THE image of Olive Oyl wearing only an under-sized leather-look bondage suit, her mouth faintly visible through the steel zip, is not one I wish to have burned into my retinas – though perhaps, in a rare moment of weakness, Popeye, bewitched by her gummy grin after a dearth of spinach, would disagree.
Such a vision, or some approximation of it, doubtless exists – the internet is home to countless such dark nooks. No matter how inscrutable their purpose or lewd their design, these pictures are created because someone out there enjoys the result and believes others will share their appreciation. All it takes is Google and a few words that most people would never think of putting together.
Alan McEwan is one such individual. This week, he found himself the owner of a criminal record after an Australian judge ruled a series of cartoons featuring characters from The Simpsons engaged in sexual acts was tantamount to child pornography.
The animations, found on his computer, depicted figures based on family members from the animated show.

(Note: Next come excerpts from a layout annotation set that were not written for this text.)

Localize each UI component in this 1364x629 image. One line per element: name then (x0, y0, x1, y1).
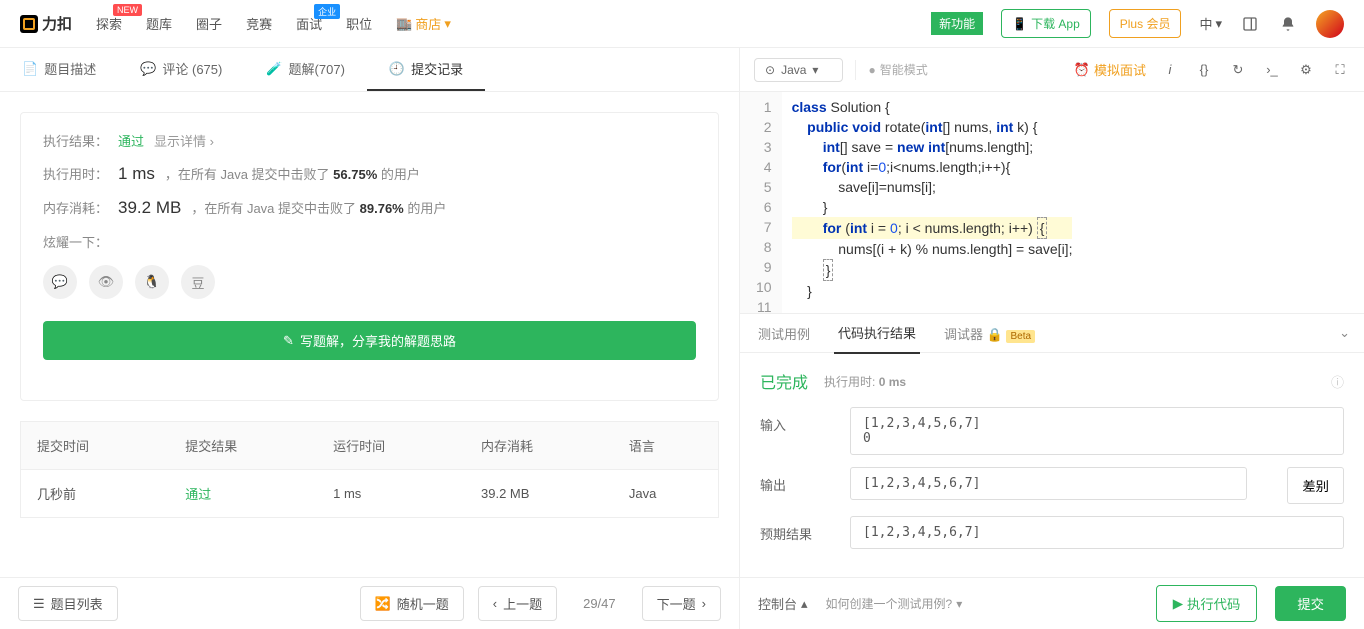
share-weibo-icon[interactable]: 👁 (89, 265, 123, 299)
runtime-label: 执行用时： (43, 164, 108, 183)
avatar[interactable] (1316, 10, 1344, 38)
nav-store[interactable]: 🏬 商店 ▾ (396, 14, 451, 33)
th-memory: 内存消耗 (465, 422, 613, 470)
left-bottom-bar: ☰ 题目列表 🔀 随机一题 ‹ 上一题 29/47 下一题 › (0, 577, 739, 629)
info-icon[interactable]: i (1160, 60, 1180, 80)
run-button[interactable]: ▶ 执行代码 (1156, 585, 1258, 622)
th-runtime: 运行时间 (317, 422, 465, 470)
console-toggle[interactable]: 控制台 ▴ (758, 594, 808, 613)
result-tabs: 测试用例 代码执行结果 调试器 🔒 Beta ⌄ (740, 313, 1364, 353)
collapse-icon[interactable]: ⌄ (1339, 325, 1350, 341)
braces-icon[interactable]: {} (1194, 60, 1214, 80)
new-badge: NEW (113, 4, 142, 16)
code-editor[interactable]: 123456789101112 class Solution { public … (740, 92, 1364, 313)
rtab-debugger[interactable]: 调试器 🔒 Beta (940, 314, 1039, 353)
mock-interview-link[interactable]: ⏰ 模拟面试 (1074, 60, 1146, 79)
nav-discuss[interactable]: 圈子 (196, 14, 222, 33)
brand-text: 力扣 (42, 13, 72, 34)
rtab-testcase[interactable]: 测试用例 (754, 314, 814, 353)
nav-contest[interactable]: 竞赛 (246, 14, 272, 33)
th-result: 提交结果 (169, 422, 317, 470)
reset-icon[interactable]: ↻ (1228, 60, 1248, 80)
next-button[interactable]: 下一题 › (642, 586, 721, 621)
memory-label: 内存消耗： (43, 198, 108, 217)
nav-interview[interactable]: 面试企业 (296, 14, 322, 33)
language-select[interactable]: ⊙ Java ▾ (754, 58, 843, 82)
help-icon[interactable]: ⓘ (1331, 372, 1344, 391)
lang-switch[interactable]: 中 ▾ (1199, 14, 1222, 33)
nav-problems[interactable]: 题库 (146, 14, 172, 33)
exec-result-pass: 通过 (118, 131, 144, 150)
expected-label: 预期结果 (760, 516, 820, 543)
settings-icon[interactable]: ⚙ (1296, 60, 1316, 80)
tab-solutions[interactable]: 🧪 题解(707) (244, 48, 367, 91)
input-label: 输入 (760, 407, 820, 434)
left-panel: 📄 题目描述 💬 评论 (675) 🧪 题解(707) 🕘 提交记录 执行结果：… (0, 48, 740, 629)
expected-value: [1,2,3,4,5,6,7] (850, 516, 1344, 549)
testcase-help-link[interactable]: 如何创建一个测试用例? ▾ (826, 595, 963, 612)
playground-icon[interactable] (1240, 14, 1260, 34)
lock-icon: 🔒 (987, 327, 1003, 342)
logo[interactable]: 力扣 (20, 13, 72, 34)
random-button[interactable]: 🔀 随机一题 (360, 586, 464, 621)
result-card: 执行结果： 通过 显示详情 › 执行用时： 1 ms ，在所有 Java 提交中… (20, 112, 719, 401)
code-content: class Solution { public void rotate(int[… (782, 92, 1083, 313)
share-douban-icon[interactable]: 豆 (181, 265, 215, 299)
bell-icon[interactable] (1278, 14, 1298, 34)
status-runtime: 执行用时: 0 ms (824, 373, 906, 390)
smart-mode-toggle[interactable]: ● 智能模式 (868, 61, 927, 78)
memory-value: 39.2 MB (118, 198, 181, 218)
plus-button[interactable]: Plus 会员 (1109, 9, 1182, 38)
top-nav: 力扣 探索NEW 题库 圈子 竞赛 面试企业 职位 🏬 商店 ▾ 新功能 📱 下… (0, 0, 1364, 48)
diff-button[interactable]: 差别 (1287, 467, 1344, 504)
page-info: 29/47 (571, 596, 628, 611)
nav-explore[interactable]: 探索NEW (96, 14, 122, 33)
share-qq-icon[interactable]: 🐧 (135, 265, 169, 299)
write-solution-button[interactable]: ✎ 写题解，分享我的解题思路 (43, 321, 696, 360)
right-bottom-bar: 控制台 ▴ 如何创建一个测试用例? ▾ ▶ 执行代码 提交 (740, 577, 1364, 629)
download-app-button[interactable]: 📱 下载 App (1001, 9, 1091, 38)
runtime-value: 1 ms (118, 164, 155, 184)
tab-submissions[interactable]: 🕘 提交记录 (367, 48, 485, 91)
output-label: 输出 (760, 467, 820, 494)
line-gutter: 123456789101112 (740, 92, 782, 313)
result-body: 已完成 执行用时: 0 ms ⓘ 输入 [1,2,3,4,5,6,7] 0 输出… (740, 353, 1364, 577)
show-detail-link[interactable]: 显示详情 › (154, 131, 214, 150)
prev-button[interactable]: ‹ 上一题 (478, 586, 557, 621)
status-done: 已完成 (760, 369, 808, 393)
table-row[interactable]: 几秒前 通过 1 ms 39.2 MB Java (21, 470, 719, 518)
new-feature-badge[interactable]: 新功能 (931, 12, 983, 35)
nav-jobs[interactable]: 职位 (346, 14, 372, 33)
tab-description[interactable]: 📄 题目描述 (0, 48, 118, 91)
tab-comments[interactable]: 💬 评论 (675) (118, 48, 244, 91)
biz-badge: 企业 (314, 4, 340, 19)
rtab-exec-result[interactable]: 代码执行结果 (834, 313, 920, 354)
logo-icon (20, 15, 38, 33)
th-lang: 语言 (613, 422, 719, 470)
output-value: [1,2,3,4,5,6,7] (850, 467, 1247, 500)
problem-tabs: 📄 题目描述 💬 评论 (675) 🧪 题解(707) 🕘 提交记录 (0, 48, 739, 92)
problem-list-button[interactable]: ☰ 题目列表 (18, 586, 118, 621)
exec-result-label: 执行结果： (43, 131, 108, 150)
share-wechat-icon[interactable]: 💬 (43, 265, 77, 299)
editor-header: ⊙ Java ▾ ● 智能模式 ⏰ 模拟面试 i {} ↻ ›_ ⚙ ⛶ (740, 48, 1364, 92)
fullscreen-icon[interactable]: ⛶ (1330, 60, 1350, 80)
terminal-icon[interactable]: ›_ (1262, 60, 1282, 80)
submission-table: 提交时间 提交结果 运行时间 内存消耗 语言 几秒前 通过 1 ms 39.2 … (20, 421, 719, 518)
input-value: [1,2,3,4,5,6,7] 0 (850, 407, 1344, 455)
th-time: 提交时间 (21, 422, 170, 470)
submit-button[interactable]: 提交 (1275, 586, 1346, 621)
right-panel: ⊙ Java ▾ ● 智能模式 ⏰ 模拟面试 i {} ↻ ›_ ⚙ ⛶ 123… (740, 48, 1364, 629)
brag-label: 炫耀一下： (43, 232, 108, 251)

They included child characters, such as Bart, Lisa, and Maggie, all of whom had been rendered with human genitalia.
Appealing against his conviction in February of possessing child pornography and using his computer to access it, McEwan argued that such fictional characters could not be considered people, as they "plainly and deliberately" departed from the human form.
Justice Michael Adams, however, ruled that under the relevant laws, even a likeness of a cartoon character could be classified as a "person".
"The mere fact that the figure depicted departed from a realistic representation in some respects of a human being did not mean that such a figure was not a 'person'," he said in his ruling at the New South Wales Supreme Court.
Child pornography is not an issue that lends itself to nuanced discussion, and few would argue McEwan's hard drive contained the most enlightened of material. It was without question boorish, and to many offensive, but to consider it sufficient to name him as a paedophile is bewildering.
If McEwan is guilty of any law, then it is breach of copyright, but more importantly, he has demonstrated poor taste. One suspects he is the kind of individual who would forward such material to his colleagues' inboxes on a quiet afternoon without recourse to thought or possible repercussion.
But for a court of law to wield such powerful legislation to prosecute against personal inclinations – or perversities, depending on your viewpoint – is an absurd step.
The likes of Spongebob should keep his Squarepants firmly on, but for those unable to resist temptation, we should not confuse crassness with criminality.
Apollo's praises to be sung
I WAS still in short trousers when the last broken beer bottle was swept from the Apollo's floor, but the music venue's legend lives on in Glasgow. Notorious for its baying crowds and drunken atmosphere, some of the biggest names in music spent uneasy evenings on its stage, including the Rolling Stones, Johnny Cash, AC/DC, Led Zeppelin, and The Clash.
Now it's to be commemorated in a new musical, entitled I Was There. It seems a candied medium in which to pay homage to tales of excess and violence, but the Apollo's stories deserve to be cemented into rock folklore.
A personal favourite comes from the theatre's first general manager, who recalls the crowd being distinctly underwhelmed by a tired, emotional Lou Reed.
Noticing two parallel lines scraped across the stage floor, he asked a member of staff what had caused them. "They were made by Lou's boots as they dragged him back into the dressing room," came the reply.
THE Foreign Secretary's wish that India and Pakistan forge "close links" after the Mumbai attacks is all very well, but Britain has done little to ease the two nations' volatile relationship.
The Foreign & Commonwealth Office issued licences for 82.5 million of British arms exports to India last year, including components for electronic warfare equipment and components, combat aircraft, and munitions-launching gear. Pakistan, meanwhile, benefited from 18 million of exports, including components for air-to-air missile control and military utility helicopters.
Regardless of your enemies, the British government is always your friend.